Some Republicans are criticizing the Fort Bend County Republican Party chairman’s plan to mail an informal poll to GOP voters to gauge how prospective candidates would fare in the race to succeed Rep. Tom DeLay (R-Texas).
The candidates are at the mercy of a Texas law that allows four precinct chairmen — one from each of the four counties that make up the 22nd Congressional District, who will be selected by party officials — to cast one vote each to pick the GOP nominee.
“It is very clearly not a representative sampling of Republicans,” said Eric Thode, the chairman of the Fort Bend County GOP. “It’s horribly undemocratic, but it’s the process we’re stuck with.”
Fearing that the committee could pick a candidate who doesn’t appeal to GOP voters, Thode said he would mail the poll this week to 18,000 Republicans who have cast ballots in the past three GOP primaries in his county.
He said the mailing would cost between $10,000 and $12,000. He plans to publicize the findings of the poll, which could put pressure on the electors who will select the GOP candidate to face former Rep. Nick Lampson (D-Texas) in November. Thode cannot be selected to be one of the four electors.
In a letter to accompany the poll, Thode wrote, “We must ensure that our nominee has the support of a majority of Republicans across the district and not just the choice of a group of four.”
Several candidates for DeLay’s seat criticized Thode’s proposal.
“It strikes me as someone who does not have a lot of faith in the precinct chairs [to communicate] what voters are thinking,” said state Rep. Robert Talton (R). “I don’t quite understand what he’s doing, other than it will favor a candidate from that area.”
State Rep. Charlie Howard (R-Texas) said that the poll is not fair to candidates representing areas outside of Fort Bend County and that the scenario is ripe for fraud.
“There are a lot of things that don’t make sense,” Howard said. “Who is going to count the votes? What’s to prevent fraud? What happens if after this goes out and then” another candidate’s name comes up?
Shelley Sekula-Gibbs, a Houston City Council member, also raised concerns.
Others expressed confidence that the precinct chairmen, whom Texas election law has made kingmakers under the current scenario, best reflect the will of the people.
James Woodfill, chairman of the Harris County GOP, said that his precinct chairmen are writing a questionnaire for prospective candidates to answer and that the chairmen will meet next week to interview the candidates.
“The precinct chairs are probably more educated than 99 percent of the voters,” Woodfill said.
David Wallace, the mayor of Sugar Land, Texas, in Fort Bend County, disagreed, saying the poll “is a wonderful idea” that ensures voters’ voices are heard.
Candidates for DeLay’s seat are reaching out to possible electors in meetings and over the phone to make their case.
Still, it is unclear what kind of response Thode will get because voters will have to remove the card attached to the letter, vote and then use their own stamps to mail the card back to the party, according to a copy of the letter.
DeLay announced last month that he will resign from Congress.
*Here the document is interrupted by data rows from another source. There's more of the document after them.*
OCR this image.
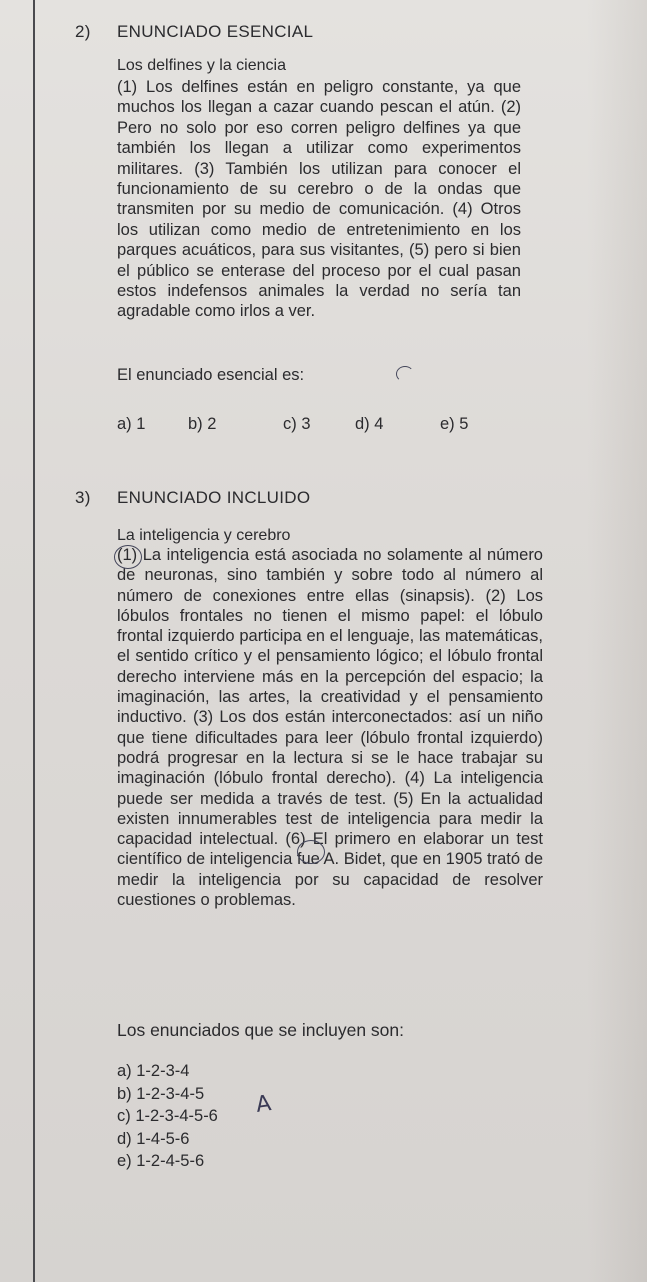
2) ENUNCIADO ESENCIAL
Los delfines y la ciencia
(1) Los delfines están en peligro constante, ya que muchos los llegan a cazar cuando pescan el atún. (2) Pero no solo por eso corren peligro delfines ya que también los llegan a utilizar como experimentos militares. (3) También los utilizan para conocer el funcionamiento de su cerebro o de la ondas que transmiten por su medio de comunicación. (4) Otros los utilizan como medio de entretenimiento en los parques acuáticos, para sus visitantes, (5) pero si bien el público se enterase del proceso por el cual pasan estos indefensos animales la verdad no sería tan agradable como irlos a ver.
El enunciado esencial es:
a) 1	b) 2	c) 3	d) 4	e) 5
3) ENUNCIADO INCLUIDO
La inteligencia y cerebro
(1) La inteligencia está asociada no solamente al número de neuronas, sino también y sobre todo al número al número de conexiones entre ellas (sinapsis). (2) Los lóbulos frontales no tienen el mismo papel: el lóbulo frontal izquierdo participa en el lenguaje, las matemáticas, el sentido crítico y el pensamiento lógico; el lóbulo frontal derecho interviene más en la percepción del espacio; la imaginación, las artes, la creatividad y el pensamiento inductivo. (3) Los dos están interconectados: así un niño que tiene dificultades para leer (lóbulo frontal izquierdo) podrá progresar en la lectura si se le hace trabajar su imaginación (lóbulo frontal derecho). (4) La inteligencia puede ser medida a través de test. (5) En la actualidad existen innumerables test de inteligencia para medir la capacidad intelectual. (6) El primero en elaborar un test científico de inteligencia fue A. Bidet, que en 1905 trató de medir la inteligencia por su capacidad de resolver cuestiones o problemas.
Los enunciados que se incluyen son:
a) 1-2-3-4
b) 1-2-3-4-5
c) 1-2-3-4-5-6
d) 1-4-5-6
e) 1-2-4-5-6
A
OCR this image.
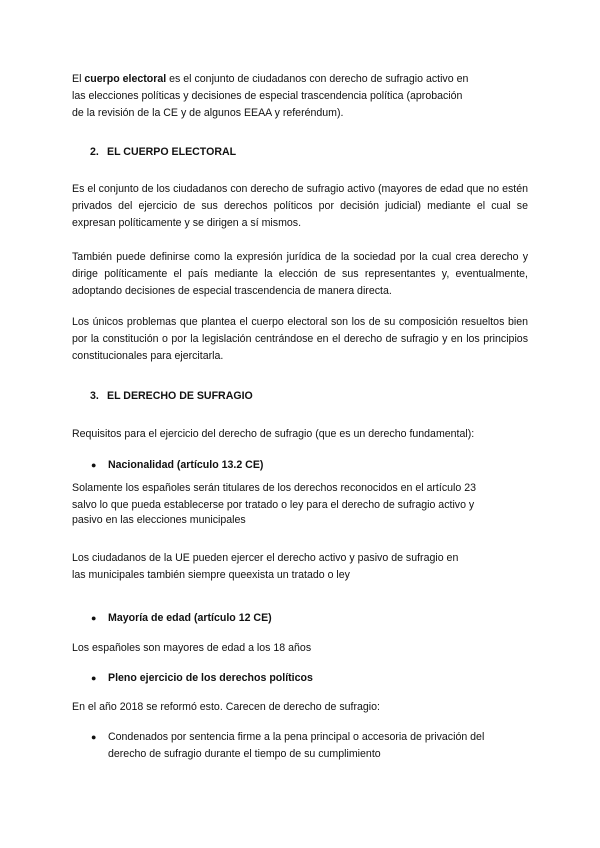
El cuerpo electoral es el conjunto de ciudadanos con derecho de sufragio activo en

las elecciones políticas y decisiones de especial trascendencia política (aprobación

de la revisión de la CE y de algunos EEAA y referéndum).

2. EL CUERPO ELECTORAL

Es el conjunto de los ciudadanos con derecho de sufragio activo (mayores de edad que no estén privados del ejercicio de sus derechos políticos por decisión judicial) mediante el cual se expresan políticamente y se dirigen a sí mismos.

También puede definirse como la expresión jurídica de la sociedad por la cual crea derecho y dirige políticamente el país mediante la elección de sus representantes y, eventualmente, adoptando decisiones de especial trascendencia de manera directa.

Los únicos problemas que plantea el cuerpo electoral son los de su composición resueltos bien por la constitución o por la legislación centrándose en el derecho de sufragio y en los principios constitucionales para ejercitarla.

3. EL DERECHO DE SUFRAGIO

Requisitos para el ejercicio del derecho de sufragio (que es un derecho fundamental):

● Nacionalidad (artículo 13.2 CE)

Solamente los españoles serán titulares de los derechos reconocidos en el artículo 23

salvo lo que pueda establecerse por tratado o ley para el derecho de sufragio activo y

pasivo en las elecciones municipales

Los ciudadanos de la UE pueden ejercer el derecho activo y pasivo de sufragio en

las municipales también siempre queexista un tratado o ley

● Mayoría de edad (artículo 12 CE)

Los españoles son mayores de edad a los 18 años

● Pleno ejercicio de los derechos políticos

En el año 2018 se reformó esto. Carecen de derecho de sufragio:

● Condenados por sentencia firme a la pena principal o accesoria de privación del
derecho de sufragio durante el tiempo de su cumplimiento
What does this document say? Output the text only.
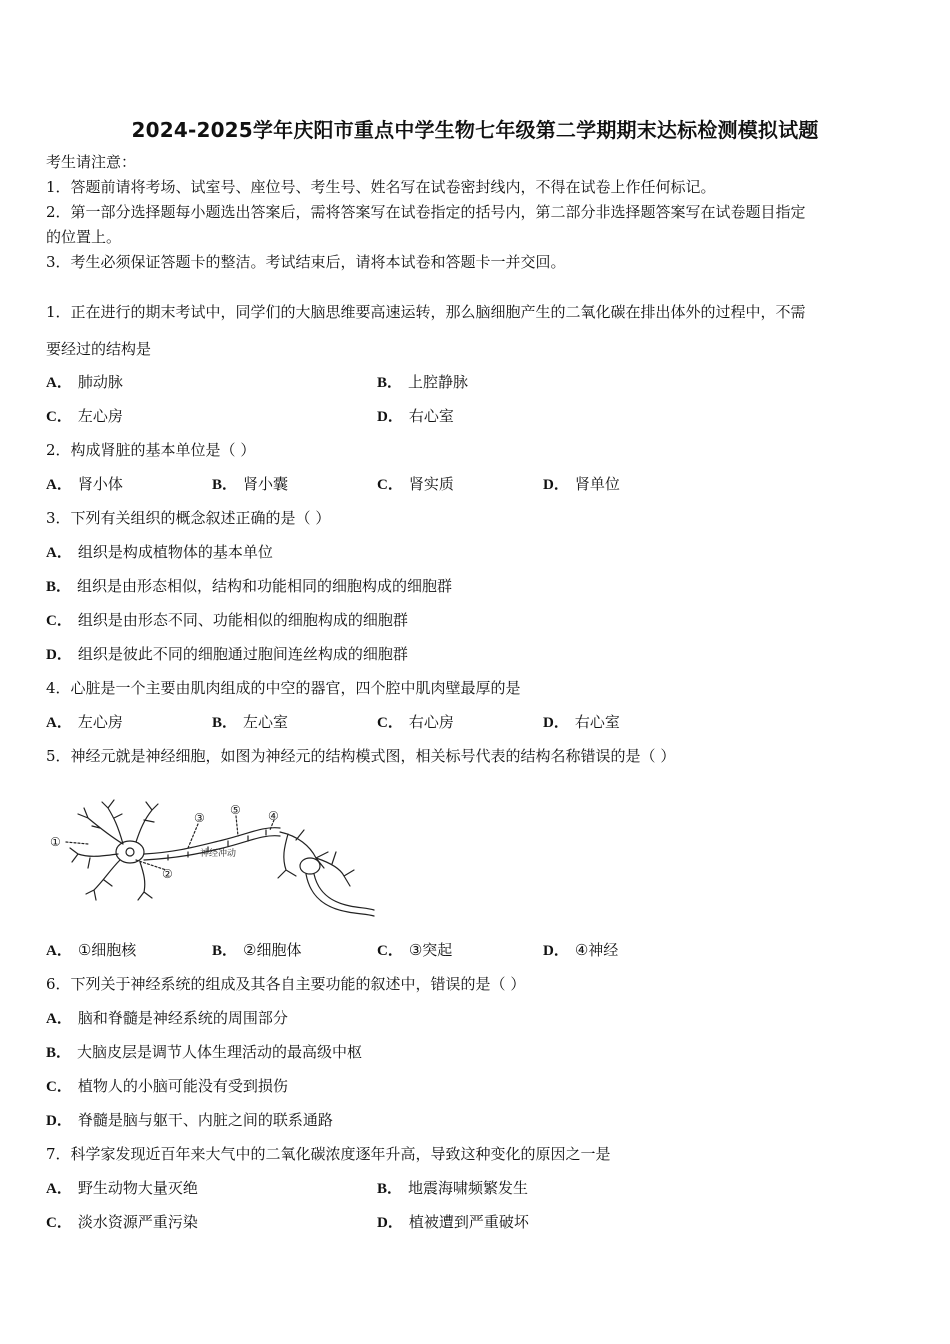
2024-2025学年庆阳市重点中学生物七年级第二学期期末达标检测模拟试题
考生请注意：
1．答题前请将考场、试室号、座位号、考生号、姓名写在试卷密封线内，不得在试卷上作任何标记。
2．第一部分选择题每小题选出答案后，需将答案写在试卷指定的括号内，第二部分非选择题答案写在试卷题目指定
的位置上。
3．考生必须保证答题卡的整洁。考试结束后，请将本试卷和答题卡一并交回。
1．正在进行的期末考试中，同学们的大脑思维要高速运转，那么脑细胞产生的二氧化碳在排出体外的过程中，不需
要经过的结构是
A． 肺动脉	B． 上腔静脉
C． 左心房	D． 右心室
2．构成肾脏的基本单位是（ ）
A． 肾小体	B． 肾小囊	C． 肾实质	D． 肾单位
3．下列有关组织的概念叙述正确的是（ ）
A． 组织是构成植物体的基本单位
B． 组织是由形态相似，结构和功能相同的细胞构成的细胞群
C． 组织是由形态不同、功能相似的细胞构成的细胞群
D． 组织是彼此不同的细胞通过胞间连丝构成的细胞群
4．心脏是一个主要由肌肉组成的中空的器官，四个腔中肌肉壁最厚的是
A． 左心房	B． 左心室	C． 右心房	D． 右心室
5．神经元就是神经细胞，如图为神经元的结构模式图，相关标号代表的结构名称错误的是（ ）
①
②
③
⑤ ④
神经冲动
A． ①细胞核	B． ②细胞体	C． ③突起	D． ④神经
6．下列关于神经系统的组成及其各自主要功能的叙述中，错误的是（ ）
A． 脑和脊髓是神经系统的周围部分
B． 大脑皮层是调节人体生理活动的最高级中枢
C． 植物人的小脑可能没有受到损伤
D． 脊髓是脑与躯干、内脏之间的联系通路
7．科学家发现近百年来大气中的二氧化碳浓度逐年升高，导致这种变化的原因之一是
A． 野生动物大量灭绝	B． 地震海啸频繁发生
C． 淡水资源严重污染	D． 植被遭到严重破坏
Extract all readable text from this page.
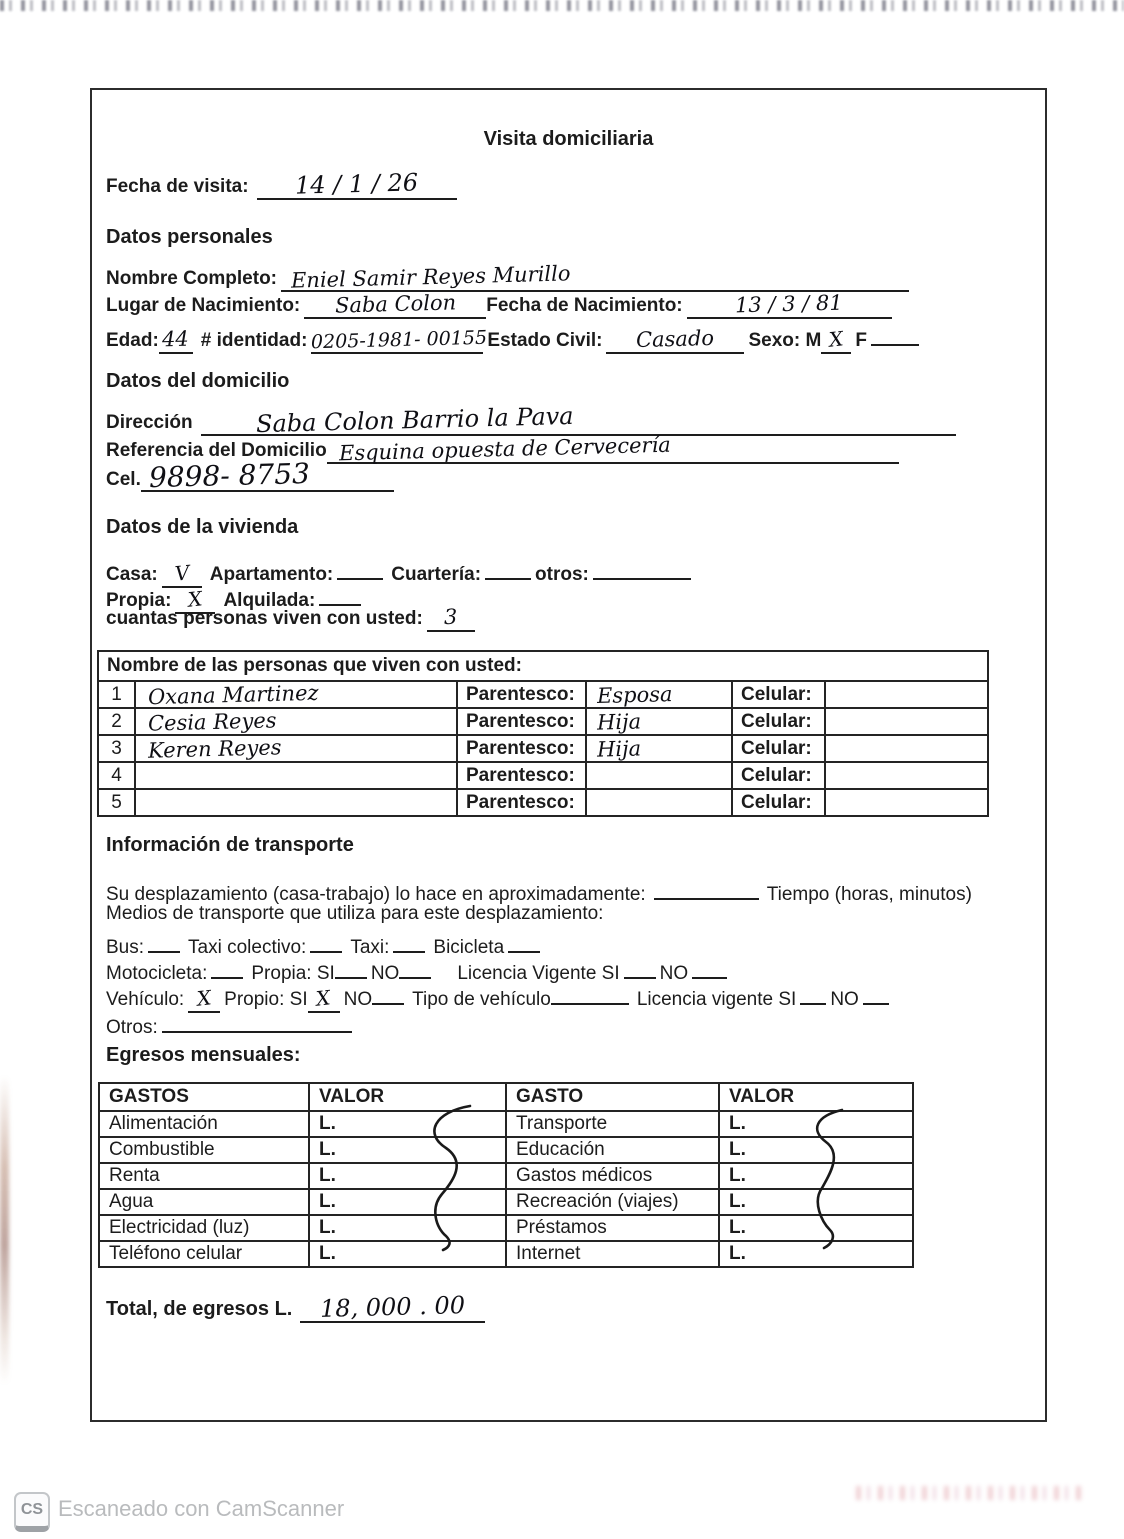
Visita domiciliaria
Fecha de visita:	14 / 1 / 26
Datos personales
Nombre Completo: Eniel Samir Reyes Murillo
Lugar de Nacimiento:	Saba Colon	Fecha de Nacimiento:	13 / 3 / 81
Edad: 44 # identidad: 0205-1981- 00155 Estado Civil:	Casado	Sexo: M X F
Datos del domicilio
Dirección	Saba Colon Barrio la Pava
Referencia del Domicilio Esquina opuesta de Cervecería
Cel. 9898- 8753
Datos de la vivienda
Casa: V	Apartamento:	Cuartería:	otros:
Propia: X	Alquilada:
cuantas personas viven con usted:	3
Nombre de las personas que viven con usted:
1	Oxana Martinez	Parentesco:	Esposa	Celular:
2	Cesia Reyes	Parentesco:	Hija	Celular:
3	Keren Reyes	Parentesco:	Hija	Celular:
4	Parentesco:	Celular:
5	Parentesco:	Celular:
Información de transporte
Su desplazamiento (casa-trabajo) lo hace en aproximadamente:	Tiempo (horas, minutos)
Medios de transporte que utiliza para este desplazamiento:
Bus: Taxi colectivo: Taxi: Bicicleta
Motocicleta: Propia: SI NO	Licencia Vigente SI NO
Vehículo: X Propio: SI X NO Tipo de vehículo	Licencia vigente SI NO
Otros:
Egresos mensuales:
GASTOS	VALOR	GASTO	VALOR
Alimentación	L.	Transporte	L.
Combustible	L.	Educación	L.
Renta	L.	Gastos médicos	L.
Agua	L.	Recreación (viajes)	L.
Electricidad (luz)	L.	Préstamos	L.
Teléfono celular	L.	Internet	L.
Total, de egresos L.	18, 000 . 00
CS Escaneado con CamScanner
A fiery conservative and proficient vote counter and fundraiser, DeLay’s aggressive political style invited three rebukes in 2004 from the House ethics committee and an indictment from the Travis County district attorney, who charged DeLay and two associates with steering corporate dollars to state races.
His resignation announcement came a month after he won renomination in the March primary.
The precinct chairs will be selected when DeLay officially resigns, which he said he would do in late May or early June.
Meanwhile, it’s unclear what role, if any, DeLay is playing to tap his successor and cement a legacy. How DeLay’s input, positive or negative, would affect the race is not clear.
“[DeLay] did not encourage or discourage me,” Howard said. “He said to me, ‘I don’t know if my support would hurt or harm you.’”
Each of the five GOP candidates and two party chairmen contacted by The Hill said that DeLay has remained on the sidelines, as he said publicly that he would do. There are 11 Republican candidates in the field.
Shannon Flaherty, DeLay’s spokeswoman, said, “He wasn’t involved in the race to replace him as majority leader. His legacy, just like his service, will be based on his 20-year record of accomplishments for the district and for the conservative movement.”
“I don’t think he’s going to be endorsing or not endorsing anyone in this first step of the process. My belief he is going to let this process run its course,” Wallace said.
But whichever candidate wins the poll, the only certainty is infighting “within and between the counties over who is going to be the one representative and who’s going to prevail,” said Mike Fjetland, who has run several times against DeLay.
While it is unclear if DeLay will back any candidate, it is apparent he will not be endorsing any of his primary opponents. In the primary, Tom Campbell, a Bush administration lawyer, won 30 percent of the vote, followed by Fjetland with 4.7 percent and Pat Baig with 3.3 percent. All three are declared candidates for DeLay’s soon-to-be-vacated seat.